I might actually try both methods just to see which one works better.

True about stats global mem access causing the problem. Sounds like a perfect candidate for const memory.
You might even precalculate “scale=1.0f/(stats[0].y-stats[0].x)” and “bias=-stats[0].x/(stats[0].y-stats[0].x)” to perform the operation in a single MAD: “result = scale*input + bias”.

I tried using the constant memory, but that was actually quite slow also. It still suffered the uncoalesced loads like the ‘global’ memory. I declared it with constant device modifiers, and it didn’t seem to perform as hoped.
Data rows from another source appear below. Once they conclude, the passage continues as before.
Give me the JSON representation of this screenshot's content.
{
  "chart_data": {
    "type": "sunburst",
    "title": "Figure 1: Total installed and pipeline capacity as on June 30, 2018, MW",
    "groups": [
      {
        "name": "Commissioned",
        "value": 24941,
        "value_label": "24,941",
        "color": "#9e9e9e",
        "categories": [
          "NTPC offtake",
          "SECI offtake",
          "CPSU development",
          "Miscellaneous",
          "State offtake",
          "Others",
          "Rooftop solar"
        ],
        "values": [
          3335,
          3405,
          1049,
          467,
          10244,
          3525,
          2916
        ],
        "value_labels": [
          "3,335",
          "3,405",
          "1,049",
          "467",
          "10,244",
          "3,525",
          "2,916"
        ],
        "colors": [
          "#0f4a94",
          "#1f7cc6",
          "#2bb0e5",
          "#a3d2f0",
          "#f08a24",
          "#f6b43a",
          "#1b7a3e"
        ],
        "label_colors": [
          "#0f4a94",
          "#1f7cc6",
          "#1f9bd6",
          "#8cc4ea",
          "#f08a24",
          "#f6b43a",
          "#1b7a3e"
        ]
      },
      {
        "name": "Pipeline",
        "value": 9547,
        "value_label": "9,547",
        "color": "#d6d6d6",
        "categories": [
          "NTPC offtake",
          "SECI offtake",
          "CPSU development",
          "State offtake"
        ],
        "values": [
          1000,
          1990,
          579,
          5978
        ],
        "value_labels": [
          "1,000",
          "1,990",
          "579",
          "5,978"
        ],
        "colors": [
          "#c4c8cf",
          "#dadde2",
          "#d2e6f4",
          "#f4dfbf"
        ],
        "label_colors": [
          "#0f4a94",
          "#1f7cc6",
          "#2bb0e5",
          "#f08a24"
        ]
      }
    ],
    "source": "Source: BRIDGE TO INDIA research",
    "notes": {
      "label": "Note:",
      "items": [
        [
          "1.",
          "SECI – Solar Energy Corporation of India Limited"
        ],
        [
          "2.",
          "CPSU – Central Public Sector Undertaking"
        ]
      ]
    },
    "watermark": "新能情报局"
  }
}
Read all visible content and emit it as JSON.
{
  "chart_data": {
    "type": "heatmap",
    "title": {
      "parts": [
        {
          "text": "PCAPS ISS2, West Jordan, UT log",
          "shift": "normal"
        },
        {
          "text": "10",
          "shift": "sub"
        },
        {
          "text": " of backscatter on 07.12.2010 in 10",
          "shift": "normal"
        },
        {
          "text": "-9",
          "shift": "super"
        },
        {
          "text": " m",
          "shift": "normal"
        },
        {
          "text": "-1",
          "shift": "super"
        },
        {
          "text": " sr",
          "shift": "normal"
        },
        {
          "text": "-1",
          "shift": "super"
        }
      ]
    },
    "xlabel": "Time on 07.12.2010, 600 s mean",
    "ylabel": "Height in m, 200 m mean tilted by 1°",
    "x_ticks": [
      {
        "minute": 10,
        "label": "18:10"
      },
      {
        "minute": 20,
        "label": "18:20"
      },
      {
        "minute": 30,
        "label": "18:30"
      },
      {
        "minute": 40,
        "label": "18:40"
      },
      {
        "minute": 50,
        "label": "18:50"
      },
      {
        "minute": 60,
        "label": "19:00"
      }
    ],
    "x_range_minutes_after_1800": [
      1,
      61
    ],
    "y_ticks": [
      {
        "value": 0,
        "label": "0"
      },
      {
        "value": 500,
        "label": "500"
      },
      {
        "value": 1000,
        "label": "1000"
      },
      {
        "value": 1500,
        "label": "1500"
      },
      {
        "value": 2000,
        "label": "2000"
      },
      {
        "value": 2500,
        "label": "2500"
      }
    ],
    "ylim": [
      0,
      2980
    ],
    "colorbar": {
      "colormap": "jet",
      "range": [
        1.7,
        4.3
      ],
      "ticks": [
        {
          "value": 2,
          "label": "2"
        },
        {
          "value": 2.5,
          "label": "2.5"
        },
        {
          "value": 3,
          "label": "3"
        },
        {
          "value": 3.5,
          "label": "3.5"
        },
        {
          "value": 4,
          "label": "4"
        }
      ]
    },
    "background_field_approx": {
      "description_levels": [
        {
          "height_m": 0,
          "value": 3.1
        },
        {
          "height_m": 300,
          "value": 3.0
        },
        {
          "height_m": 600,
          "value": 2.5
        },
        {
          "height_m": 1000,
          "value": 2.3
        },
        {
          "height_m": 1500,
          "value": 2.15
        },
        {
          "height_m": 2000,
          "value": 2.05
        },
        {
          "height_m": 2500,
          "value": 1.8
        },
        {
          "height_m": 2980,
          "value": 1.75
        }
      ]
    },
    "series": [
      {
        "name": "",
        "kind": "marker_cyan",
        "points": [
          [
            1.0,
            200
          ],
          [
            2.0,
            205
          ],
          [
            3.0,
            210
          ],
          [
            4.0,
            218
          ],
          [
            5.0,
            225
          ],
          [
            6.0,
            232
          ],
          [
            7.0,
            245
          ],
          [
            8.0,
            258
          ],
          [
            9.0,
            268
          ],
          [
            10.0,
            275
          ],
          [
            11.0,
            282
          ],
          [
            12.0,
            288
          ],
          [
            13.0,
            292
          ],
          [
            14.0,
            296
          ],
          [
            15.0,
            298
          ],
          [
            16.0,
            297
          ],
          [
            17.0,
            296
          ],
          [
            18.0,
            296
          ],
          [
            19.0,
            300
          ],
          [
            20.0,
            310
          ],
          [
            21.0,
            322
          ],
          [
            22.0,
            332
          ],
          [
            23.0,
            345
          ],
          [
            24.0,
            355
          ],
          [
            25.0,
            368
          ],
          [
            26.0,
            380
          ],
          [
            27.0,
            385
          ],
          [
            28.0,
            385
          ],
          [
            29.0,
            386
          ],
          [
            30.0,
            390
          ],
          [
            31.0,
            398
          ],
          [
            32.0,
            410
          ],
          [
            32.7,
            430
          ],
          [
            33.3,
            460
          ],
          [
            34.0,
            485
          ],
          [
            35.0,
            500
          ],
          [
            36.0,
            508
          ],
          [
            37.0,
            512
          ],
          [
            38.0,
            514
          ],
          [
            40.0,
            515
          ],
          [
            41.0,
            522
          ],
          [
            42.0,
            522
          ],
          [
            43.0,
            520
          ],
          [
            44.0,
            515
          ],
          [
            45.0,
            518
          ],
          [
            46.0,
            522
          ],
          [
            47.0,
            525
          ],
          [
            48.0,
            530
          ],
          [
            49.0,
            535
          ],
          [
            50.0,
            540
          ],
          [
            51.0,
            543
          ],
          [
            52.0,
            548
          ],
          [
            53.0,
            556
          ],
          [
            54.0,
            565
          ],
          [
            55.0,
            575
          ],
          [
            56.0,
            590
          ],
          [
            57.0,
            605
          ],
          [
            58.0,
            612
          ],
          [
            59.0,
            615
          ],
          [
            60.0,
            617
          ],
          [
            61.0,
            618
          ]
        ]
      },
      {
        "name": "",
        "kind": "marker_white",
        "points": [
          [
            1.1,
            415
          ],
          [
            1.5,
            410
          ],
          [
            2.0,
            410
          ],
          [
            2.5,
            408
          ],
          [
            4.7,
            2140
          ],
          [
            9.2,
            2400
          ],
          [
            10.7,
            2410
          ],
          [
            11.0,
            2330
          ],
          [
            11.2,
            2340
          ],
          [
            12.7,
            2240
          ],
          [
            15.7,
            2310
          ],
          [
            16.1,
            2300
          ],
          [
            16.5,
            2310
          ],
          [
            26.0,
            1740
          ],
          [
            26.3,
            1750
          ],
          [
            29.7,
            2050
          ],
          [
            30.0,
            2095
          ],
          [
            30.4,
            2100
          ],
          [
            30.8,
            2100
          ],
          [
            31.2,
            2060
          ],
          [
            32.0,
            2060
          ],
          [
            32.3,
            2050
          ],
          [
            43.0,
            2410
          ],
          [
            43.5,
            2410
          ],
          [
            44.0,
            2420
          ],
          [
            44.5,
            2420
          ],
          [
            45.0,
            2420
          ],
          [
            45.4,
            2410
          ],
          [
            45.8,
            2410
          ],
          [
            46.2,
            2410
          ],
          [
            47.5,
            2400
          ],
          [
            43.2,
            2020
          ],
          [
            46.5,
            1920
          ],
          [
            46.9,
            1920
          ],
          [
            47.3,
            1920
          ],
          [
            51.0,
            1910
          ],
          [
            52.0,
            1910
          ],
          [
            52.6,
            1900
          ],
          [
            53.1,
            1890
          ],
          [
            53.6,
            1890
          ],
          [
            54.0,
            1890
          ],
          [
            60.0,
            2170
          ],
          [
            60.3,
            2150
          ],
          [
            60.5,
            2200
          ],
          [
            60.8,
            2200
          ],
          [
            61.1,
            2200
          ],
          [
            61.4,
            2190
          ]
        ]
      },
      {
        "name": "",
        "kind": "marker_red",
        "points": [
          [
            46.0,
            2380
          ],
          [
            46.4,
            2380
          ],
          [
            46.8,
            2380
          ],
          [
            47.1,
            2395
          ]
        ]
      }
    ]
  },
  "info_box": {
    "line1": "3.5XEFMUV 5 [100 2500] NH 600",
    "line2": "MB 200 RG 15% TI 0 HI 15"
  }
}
I tried the single load per block using only the first thread into shared memory, and that worked pretty well. But the best (fastest) solution was actually to bring the result back out to the host via a cudaMemCpy(…DeviceToHost) into a float3 variable, then call the kernel with a value rather than a pointer (7802 clocks vs. 5342 from the profiler). These seems to be because of all divergent branches handling the special case of the first thread, as well as each block’s load being uncoalesced (even though there’s only 8160 loads instead of 8160 * 256). I was quite stunned by this result. I figured the two way trip across the PCI-E bus would be slower than simply accessing device memory. This is running on a slower, lower compute card (1.1), but I’ll try it on a Tesla C1060 to see if the same holds there.

Precalculated the offset and scale as you recommended, and indeed it’s faster, but only about 1%. Not terribly surprising since that operation was done in parallel anyway. I actually thought the GPU might do it faster since I was using the faster intrinsic __fdividef call with reduced precision, but this was not the case.

Thanks for your time and effort Nighthawk, it’s greatly appreciated.